Happy Mothers’ Day!

“Everything Everywhere All at Once” Review

BY: GENEVA LEE
News Editor

How can apathy and all emotions at once, complete numbness and total feeling, twinned, exist at once? So many chores and crises near and away, witness to everything. It is…too much.

Everything Everywhere all at Once (2022) delves into nihilism in the face of the infinite barrage of attention- and care – demanding tasks every person is subject to everyday. Tall expectations, duty, disappointment. The main character, Evelyn, is a laundromat owner who is facing an IRS audit, divorce from her husband, Waymond, and estrangement from her daughter, Joy, who sexuality Evelyn refuses to accept. While at the IRS, Evelyn discovers that it is possible to “jump” between different versions of oneself in infinite realities—created by splits in one’s decision-making, the life an individual would have had if they had made a different choice in the past—and one can acquire all of the memories, experiences, and skills of the alternate self. She learns that in another universe, she pushed Joy too hard in mastering jumping, and she now experiences all aspects of all realities at once, driving her insane and turning her into “Jobu Tupaki.” Jobu Tupaki seems committed to destroying all universes, and Evelyn is tasked with stopping her.

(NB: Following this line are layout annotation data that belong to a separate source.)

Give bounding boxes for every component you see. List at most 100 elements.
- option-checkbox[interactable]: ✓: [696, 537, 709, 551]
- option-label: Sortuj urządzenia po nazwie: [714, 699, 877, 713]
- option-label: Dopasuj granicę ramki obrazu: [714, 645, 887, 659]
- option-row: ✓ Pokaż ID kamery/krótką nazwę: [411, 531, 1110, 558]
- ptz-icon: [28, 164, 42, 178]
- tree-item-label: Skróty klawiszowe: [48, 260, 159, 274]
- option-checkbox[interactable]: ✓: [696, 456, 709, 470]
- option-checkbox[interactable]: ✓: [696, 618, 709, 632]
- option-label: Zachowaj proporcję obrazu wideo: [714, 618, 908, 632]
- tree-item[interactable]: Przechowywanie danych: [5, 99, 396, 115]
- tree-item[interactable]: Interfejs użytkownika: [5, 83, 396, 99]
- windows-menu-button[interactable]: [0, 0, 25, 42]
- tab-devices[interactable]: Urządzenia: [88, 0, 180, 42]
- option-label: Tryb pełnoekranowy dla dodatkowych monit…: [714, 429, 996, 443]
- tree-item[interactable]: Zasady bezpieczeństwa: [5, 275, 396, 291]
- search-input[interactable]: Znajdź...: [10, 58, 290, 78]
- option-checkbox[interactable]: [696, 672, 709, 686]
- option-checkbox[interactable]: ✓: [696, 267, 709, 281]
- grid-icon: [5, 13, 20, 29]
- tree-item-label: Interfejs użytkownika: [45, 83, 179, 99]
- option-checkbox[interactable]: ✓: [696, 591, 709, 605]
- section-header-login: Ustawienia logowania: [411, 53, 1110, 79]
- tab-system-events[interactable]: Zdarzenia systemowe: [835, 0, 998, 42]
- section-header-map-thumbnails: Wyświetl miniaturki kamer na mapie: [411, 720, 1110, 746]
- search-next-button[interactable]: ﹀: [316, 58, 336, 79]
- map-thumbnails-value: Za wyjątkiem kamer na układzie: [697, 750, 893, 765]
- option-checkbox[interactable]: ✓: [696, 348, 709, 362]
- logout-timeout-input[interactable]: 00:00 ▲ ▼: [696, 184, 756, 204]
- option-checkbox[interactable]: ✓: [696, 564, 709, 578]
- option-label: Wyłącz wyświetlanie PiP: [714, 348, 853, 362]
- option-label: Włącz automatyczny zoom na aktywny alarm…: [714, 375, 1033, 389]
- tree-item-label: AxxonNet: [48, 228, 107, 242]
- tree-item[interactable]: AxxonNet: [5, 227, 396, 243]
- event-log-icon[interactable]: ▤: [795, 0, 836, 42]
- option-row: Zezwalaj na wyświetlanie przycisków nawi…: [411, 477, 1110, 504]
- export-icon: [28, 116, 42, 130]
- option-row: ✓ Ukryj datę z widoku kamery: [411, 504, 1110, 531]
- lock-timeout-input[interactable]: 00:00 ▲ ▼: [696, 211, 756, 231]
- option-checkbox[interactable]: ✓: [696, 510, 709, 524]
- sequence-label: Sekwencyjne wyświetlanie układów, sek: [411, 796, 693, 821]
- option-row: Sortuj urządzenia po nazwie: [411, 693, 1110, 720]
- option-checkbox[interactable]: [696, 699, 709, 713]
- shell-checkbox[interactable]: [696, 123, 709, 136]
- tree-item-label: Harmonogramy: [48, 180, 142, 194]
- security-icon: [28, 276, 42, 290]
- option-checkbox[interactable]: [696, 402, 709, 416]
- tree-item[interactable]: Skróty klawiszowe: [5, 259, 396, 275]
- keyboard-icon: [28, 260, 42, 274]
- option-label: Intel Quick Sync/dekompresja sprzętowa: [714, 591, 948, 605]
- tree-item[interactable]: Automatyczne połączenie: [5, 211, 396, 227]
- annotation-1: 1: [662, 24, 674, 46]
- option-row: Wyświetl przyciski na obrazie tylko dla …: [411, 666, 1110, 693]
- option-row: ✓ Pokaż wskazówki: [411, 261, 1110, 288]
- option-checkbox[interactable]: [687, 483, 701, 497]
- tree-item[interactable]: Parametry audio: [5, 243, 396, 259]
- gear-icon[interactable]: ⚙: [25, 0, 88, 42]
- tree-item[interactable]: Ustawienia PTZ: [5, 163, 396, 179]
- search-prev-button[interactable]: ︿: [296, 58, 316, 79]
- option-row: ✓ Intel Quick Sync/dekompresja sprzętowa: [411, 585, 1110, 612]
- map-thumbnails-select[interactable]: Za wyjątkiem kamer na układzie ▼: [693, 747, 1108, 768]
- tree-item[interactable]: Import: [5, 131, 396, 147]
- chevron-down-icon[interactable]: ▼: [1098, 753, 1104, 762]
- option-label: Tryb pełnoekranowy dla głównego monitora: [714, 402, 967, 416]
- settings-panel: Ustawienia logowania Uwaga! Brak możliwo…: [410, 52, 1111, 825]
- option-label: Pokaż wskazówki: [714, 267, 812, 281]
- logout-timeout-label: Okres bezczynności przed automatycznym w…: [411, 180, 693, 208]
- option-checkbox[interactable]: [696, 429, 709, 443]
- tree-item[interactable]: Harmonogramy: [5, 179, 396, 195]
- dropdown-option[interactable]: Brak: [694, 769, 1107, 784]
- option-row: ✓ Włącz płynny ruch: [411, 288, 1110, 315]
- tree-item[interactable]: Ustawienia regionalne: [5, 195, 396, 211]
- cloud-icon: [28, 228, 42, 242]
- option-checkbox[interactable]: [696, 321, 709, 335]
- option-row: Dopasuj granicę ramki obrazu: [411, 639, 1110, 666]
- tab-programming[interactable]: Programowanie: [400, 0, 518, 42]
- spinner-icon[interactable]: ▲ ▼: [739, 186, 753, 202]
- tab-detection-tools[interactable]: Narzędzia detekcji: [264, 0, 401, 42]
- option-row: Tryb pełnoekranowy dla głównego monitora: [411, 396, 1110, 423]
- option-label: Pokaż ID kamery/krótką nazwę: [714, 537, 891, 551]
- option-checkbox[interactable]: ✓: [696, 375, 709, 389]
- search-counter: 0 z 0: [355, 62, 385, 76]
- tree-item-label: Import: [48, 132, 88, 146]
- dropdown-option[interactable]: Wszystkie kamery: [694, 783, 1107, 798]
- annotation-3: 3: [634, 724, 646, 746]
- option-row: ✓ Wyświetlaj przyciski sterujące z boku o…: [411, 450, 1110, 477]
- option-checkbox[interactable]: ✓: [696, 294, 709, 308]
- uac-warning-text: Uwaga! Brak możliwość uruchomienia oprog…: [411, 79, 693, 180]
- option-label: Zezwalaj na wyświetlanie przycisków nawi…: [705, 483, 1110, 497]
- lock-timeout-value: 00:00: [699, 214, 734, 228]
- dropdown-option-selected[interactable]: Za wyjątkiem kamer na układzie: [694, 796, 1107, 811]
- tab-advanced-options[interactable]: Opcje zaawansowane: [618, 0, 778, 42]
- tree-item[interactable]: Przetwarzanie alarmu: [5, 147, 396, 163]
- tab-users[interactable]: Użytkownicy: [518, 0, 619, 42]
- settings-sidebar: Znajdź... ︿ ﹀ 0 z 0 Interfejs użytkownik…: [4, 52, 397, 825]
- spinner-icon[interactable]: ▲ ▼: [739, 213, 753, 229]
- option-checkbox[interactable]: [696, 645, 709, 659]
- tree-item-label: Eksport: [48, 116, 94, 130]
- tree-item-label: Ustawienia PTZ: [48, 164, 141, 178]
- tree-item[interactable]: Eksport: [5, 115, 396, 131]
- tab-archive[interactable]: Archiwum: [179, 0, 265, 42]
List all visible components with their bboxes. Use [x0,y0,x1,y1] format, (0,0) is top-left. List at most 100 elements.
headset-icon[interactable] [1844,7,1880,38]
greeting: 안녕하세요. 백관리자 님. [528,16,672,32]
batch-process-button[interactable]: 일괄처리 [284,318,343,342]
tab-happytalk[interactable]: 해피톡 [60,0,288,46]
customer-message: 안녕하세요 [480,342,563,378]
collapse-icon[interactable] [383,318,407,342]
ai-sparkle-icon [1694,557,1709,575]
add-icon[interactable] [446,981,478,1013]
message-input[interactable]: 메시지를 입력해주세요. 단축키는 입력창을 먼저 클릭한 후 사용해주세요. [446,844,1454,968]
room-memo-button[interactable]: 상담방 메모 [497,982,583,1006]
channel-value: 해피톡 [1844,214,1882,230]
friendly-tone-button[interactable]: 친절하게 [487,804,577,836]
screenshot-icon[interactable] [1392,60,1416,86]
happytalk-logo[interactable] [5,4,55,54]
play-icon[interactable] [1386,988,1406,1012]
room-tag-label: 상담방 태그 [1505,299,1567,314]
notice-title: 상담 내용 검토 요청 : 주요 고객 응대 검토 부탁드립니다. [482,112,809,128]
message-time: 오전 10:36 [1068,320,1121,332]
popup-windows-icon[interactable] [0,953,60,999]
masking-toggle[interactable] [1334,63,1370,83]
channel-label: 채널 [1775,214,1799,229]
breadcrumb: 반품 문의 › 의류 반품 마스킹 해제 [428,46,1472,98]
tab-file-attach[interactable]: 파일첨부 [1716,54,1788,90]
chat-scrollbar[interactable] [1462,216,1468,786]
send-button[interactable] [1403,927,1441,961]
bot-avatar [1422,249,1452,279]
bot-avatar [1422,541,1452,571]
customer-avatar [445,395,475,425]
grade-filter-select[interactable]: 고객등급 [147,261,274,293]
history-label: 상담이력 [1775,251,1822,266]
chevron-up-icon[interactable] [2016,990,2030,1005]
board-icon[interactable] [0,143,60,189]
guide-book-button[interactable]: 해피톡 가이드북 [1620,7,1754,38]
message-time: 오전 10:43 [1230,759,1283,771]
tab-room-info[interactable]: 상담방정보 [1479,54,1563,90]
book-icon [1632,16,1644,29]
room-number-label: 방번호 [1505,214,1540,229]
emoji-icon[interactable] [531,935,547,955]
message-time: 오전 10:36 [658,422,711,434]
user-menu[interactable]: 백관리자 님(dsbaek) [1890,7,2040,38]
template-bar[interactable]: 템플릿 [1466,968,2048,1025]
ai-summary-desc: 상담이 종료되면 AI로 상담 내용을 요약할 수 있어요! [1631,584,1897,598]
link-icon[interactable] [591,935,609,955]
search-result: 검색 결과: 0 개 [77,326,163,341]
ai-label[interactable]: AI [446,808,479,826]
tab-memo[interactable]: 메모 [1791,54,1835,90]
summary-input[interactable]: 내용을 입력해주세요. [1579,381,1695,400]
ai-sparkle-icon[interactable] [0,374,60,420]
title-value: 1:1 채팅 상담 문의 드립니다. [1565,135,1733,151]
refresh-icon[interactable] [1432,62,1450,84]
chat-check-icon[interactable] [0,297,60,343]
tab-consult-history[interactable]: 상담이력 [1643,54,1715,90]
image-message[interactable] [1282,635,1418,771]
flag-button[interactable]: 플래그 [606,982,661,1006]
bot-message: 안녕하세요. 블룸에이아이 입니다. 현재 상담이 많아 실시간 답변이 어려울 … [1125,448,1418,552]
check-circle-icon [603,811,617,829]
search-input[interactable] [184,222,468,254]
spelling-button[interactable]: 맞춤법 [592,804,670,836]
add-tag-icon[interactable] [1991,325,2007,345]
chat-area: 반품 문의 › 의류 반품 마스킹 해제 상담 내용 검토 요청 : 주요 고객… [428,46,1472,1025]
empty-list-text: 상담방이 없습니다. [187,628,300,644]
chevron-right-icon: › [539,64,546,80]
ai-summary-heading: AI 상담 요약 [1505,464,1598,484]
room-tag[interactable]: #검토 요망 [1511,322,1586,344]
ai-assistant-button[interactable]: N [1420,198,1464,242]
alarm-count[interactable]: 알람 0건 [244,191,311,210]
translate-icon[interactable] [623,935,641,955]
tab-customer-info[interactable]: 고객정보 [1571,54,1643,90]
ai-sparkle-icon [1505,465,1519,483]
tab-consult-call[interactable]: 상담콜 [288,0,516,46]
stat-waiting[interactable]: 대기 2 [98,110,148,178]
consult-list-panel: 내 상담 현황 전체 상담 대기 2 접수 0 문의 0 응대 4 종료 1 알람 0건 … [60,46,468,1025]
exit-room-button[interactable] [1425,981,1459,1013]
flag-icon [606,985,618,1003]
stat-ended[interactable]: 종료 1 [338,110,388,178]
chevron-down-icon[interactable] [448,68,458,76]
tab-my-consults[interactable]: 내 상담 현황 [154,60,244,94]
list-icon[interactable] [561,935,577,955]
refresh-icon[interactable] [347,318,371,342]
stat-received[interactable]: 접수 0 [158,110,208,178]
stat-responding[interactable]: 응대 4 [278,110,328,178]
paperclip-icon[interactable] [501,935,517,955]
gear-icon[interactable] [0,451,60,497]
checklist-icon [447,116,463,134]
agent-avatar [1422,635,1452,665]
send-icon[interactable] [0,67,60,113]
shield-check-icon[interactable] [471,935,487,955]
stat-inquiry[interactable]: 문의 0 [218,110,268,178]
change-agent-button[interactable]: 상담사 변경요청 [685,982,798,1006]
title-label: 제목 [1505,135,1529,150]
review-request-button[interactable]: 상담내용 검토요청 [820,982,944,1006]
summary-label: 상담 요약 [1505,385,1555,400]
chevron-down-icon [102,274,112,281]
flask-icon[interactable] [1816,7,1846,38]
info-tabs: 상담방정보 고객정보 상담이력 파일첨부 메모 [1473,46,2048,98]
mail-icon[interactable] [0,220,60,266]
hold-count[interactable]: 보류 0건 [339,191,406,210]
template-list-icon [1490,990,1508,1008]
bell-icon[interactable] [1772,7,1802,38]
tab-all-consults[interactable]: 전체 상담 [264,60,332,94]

The film shows Evelyn’s alternate lives—one she is particularly pulled into is a life where she turned down Waymond and became a Chinese movie star. A chef, an opera singer, so many lives that are just better. Evelyn becomes increasingly skilled at jumping, and when she encounters Jobu Tupaki, she learns her daughter isn’t trying to destroy the multiverse, but pull Evelyn in so that she experiences and understands the abject apathy of believing that nothing matters when there is so much at once. Evelyn falls into the same despair, until her husband reminds her to always be kind and hopeful, and she tells Jobu Tupaki that she will always choose to be with her, no matter where else she could be, and she will always cherish the small, bright moments of joy and meaning with her against the deluge of all else. Jobu Tupaki reconciles with Evelyn and becomes Joy again.

This sci-fi film, like many others, distracts with the fanaticism of the genre and complexity of the plot so that the audience doesn’t even recognize the emotional impact until the film tips its hand and pulls tears at the perfect moment. The resonance, the understanding, and empathy of this film, how I feel every day in a world that is too harsh and too much for just one girl who just wants to lay on the floor, and how it is love that strikes through the dense metal of life and cuts parts and sandstorm with blue clean air. Everything is an ode to love, to mother’s love, honoring the bond between child and caregiver (whether that is a mother or another parent, grandparent, sibling, mentor). This film washed me in the love of the person that I care about most, who I live for when there is nothing else, who I tell everything and snuggle with, my mom. There is no one in life who compares to her, whose name every person cries when in their greatest need… Mom.

This is the same person who gave us life damned us to these circumstances, entered our names into a social contract to which we never consented. Mothers are the ones who not just give but force life. But they are the ones who hold our hands always, even imperfectly, who show us the world, who find the four-leaf clover in the field and put it between the folds of the book so we can keep and look at it years later. They’re the ones who give life Life.

Most action movie heroes are the buff, tall, white men who male yuppie viewers wish that they were, the Captain America whose shoes they could see themselves filling in their dreams. For lip service to diversity, a svelte Scarlett Johansson is given screen time, but they don’t cast her to represent the girls who want to be heroes, she’s for the teenaged boys and men. But Michelle Yeoh, who plays Evelyn, 59 years old, a mom, ESL, twiggy, who doesn’t “achieve” glory or material wealth at the end, let alone widespread recognition or fame—I see my mom, Michelle, 52 years old, a mom, on the screen. I see a regular woman, with shortcomings, with the wrinkles I’ll have, a person that I could actually be. Yeoh is no longer a Bond Girl, nor Bond: She’s more.  

There has rarely ever been a movie made that can make its audience feel like this. This is the only film that has really understood arguably the most important thing in life. The thing that matters most. The person who is everything and is everywhere with me at all times.